In two insulin-dependent diabetic patients, mild ketoacidosis was accompanied by a decrease in the formation of C-14-O2 from DL-lactate-2-C-14 to about two thirds of the values obtained when the patients were in good control. One patient received the labeled compound by single intravenous injection in trace amount and the other by intravenous infusion with a load of DL-sodium lactate. Prior intravenous administration of insulin in these two patients caused no increase in output of C-14-O2 above that in the control state, and a minor, insignificant increase in two milder diabetic patients (one given DL-lactate-2-C-14 with an infusion of glucose, the other DL-lactate-2-C-14 without glucose).

The activity of C-14 in expired carbon dioxide of diabetic patients (in good control) was 10 to 25 per cent less than that of one nondiabetic subject after administration of DL-lactate-2-C-14. In the latter patient, and in another nondiabetic given pyruvate-2-C-14, the rapid intravenous injection of 25 gm. of glucose twenty minutes before the labeled compound was accompanied by more rapid and extensive formation of C-14-O2 than in the fasting state.

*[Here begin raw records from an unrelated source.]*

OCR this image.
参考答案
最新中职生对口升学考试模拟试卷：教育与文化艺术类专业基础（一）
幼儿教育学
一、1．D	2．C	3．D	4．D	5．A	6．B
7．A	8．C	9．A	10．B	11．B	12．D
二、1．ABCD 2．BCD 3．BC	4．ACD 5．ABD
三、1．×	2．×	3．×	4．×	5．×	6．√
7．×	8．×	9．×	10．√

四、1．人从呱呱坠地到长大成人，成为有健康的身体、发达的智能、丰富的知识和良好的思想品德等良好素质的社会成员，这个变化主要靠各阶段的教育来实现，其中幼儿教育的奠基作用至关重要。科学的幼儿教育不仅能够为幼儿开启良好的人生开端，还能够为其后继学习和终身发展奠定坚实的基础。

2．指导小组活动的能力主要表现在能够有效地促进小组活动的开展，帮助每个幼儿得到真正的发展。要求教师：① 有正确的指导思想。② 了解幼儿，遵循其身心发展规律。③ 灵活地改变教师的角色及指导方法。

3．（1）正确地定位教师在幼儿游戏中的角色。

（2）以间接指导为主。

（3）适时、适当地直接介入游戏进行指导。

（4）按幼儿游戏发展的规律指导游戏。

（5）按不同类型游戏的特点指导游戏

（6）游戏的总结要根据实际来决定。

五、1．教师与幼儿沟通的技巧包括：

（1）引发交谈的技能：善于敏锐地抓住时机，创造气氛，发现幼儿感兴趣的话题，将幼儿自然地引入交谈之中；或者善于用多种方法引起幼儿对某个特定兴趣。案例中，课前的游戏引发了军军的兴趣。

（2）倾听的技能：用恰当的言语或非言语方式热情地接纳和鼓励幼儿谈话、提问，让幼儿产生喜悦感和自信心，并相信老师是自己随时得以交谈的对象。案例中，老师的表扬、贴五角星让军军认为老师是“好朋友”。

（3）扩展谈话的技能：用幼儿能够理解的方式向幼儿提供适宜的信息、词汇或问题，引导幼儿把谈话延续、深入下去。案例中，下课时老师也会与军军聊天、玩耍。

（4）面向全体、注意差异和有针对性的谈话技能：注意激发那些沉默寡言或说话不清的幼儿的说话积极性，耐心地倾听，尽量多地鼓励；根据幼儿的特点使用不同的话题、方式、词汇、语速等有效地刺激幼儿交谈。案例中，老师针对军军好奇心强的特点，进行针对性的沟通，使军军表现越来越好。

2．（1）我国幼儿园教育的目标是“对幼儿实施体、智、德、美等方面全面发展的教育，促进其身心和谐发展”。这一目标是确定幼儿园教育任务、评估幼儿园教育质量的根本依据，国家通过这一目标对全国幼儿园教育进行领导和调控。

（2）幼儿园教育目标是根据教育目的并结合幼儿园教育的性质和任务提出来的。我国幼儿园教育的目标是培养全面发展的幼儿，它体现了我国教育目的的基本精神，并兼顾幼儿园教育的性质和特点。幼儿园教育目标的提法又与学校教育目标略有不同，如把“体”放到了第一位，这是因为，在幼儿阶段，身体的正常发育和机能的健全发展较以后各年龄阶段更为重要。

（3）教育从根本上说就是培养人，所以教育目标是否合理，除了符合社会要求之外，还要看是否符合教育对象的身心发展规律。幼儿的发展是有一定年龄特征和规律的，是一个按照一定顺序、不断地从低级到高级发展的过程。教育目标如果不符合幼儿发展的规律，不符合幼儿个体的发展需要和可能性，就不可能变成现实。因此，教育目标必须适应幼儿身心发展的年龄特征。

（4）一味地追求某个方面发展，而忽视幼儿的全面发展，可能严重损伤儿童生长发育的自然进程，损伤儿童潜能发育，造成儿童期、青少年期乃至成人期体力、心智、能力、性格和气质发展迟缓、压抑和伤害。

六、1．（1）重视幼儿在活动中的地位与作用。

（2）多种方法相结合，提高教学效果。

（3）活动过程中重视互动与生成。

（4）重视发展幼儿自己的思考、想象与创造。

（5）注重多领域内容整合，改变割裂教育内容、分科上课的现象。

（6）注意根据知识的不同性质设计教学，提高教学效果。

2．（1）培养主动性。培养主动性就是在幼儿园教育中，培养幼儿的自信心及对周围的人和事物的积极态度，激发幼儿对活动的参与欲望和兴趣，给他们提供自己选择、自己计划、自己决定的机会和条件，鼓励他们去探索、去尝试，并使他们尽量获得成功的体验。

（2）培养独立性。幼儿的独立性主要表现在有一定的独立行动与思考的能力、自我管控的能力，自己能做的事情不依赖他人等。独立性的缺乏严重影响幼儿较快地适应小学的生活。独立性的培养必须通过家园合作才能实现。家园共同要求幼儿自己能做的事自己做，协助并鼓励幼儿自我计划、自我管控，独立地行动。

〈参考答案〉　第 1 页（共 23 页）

Tolbutamide in two studies (one with DL-lactate-2-C-14 and a prior glucose load in a nondiabetic, and the other with DL-lactate-3-C-14 in a mild diabetic) had no apparent effect on the formation of C-14-O2. Comparison of lactate-2-C-14 with lactate-3-C-14 in one diabetic patient showed 50 per cent higher specific activity of C-14-O2 from the former labeled compound.

Studies of the concentration of lactic acid in the blood and rate of disappearance of DL-lactate-2-C-14 further indicated mild lactic acidemia which was associated with decreased elimination of lactic acid-C-14 from the blood of these diabetic patients.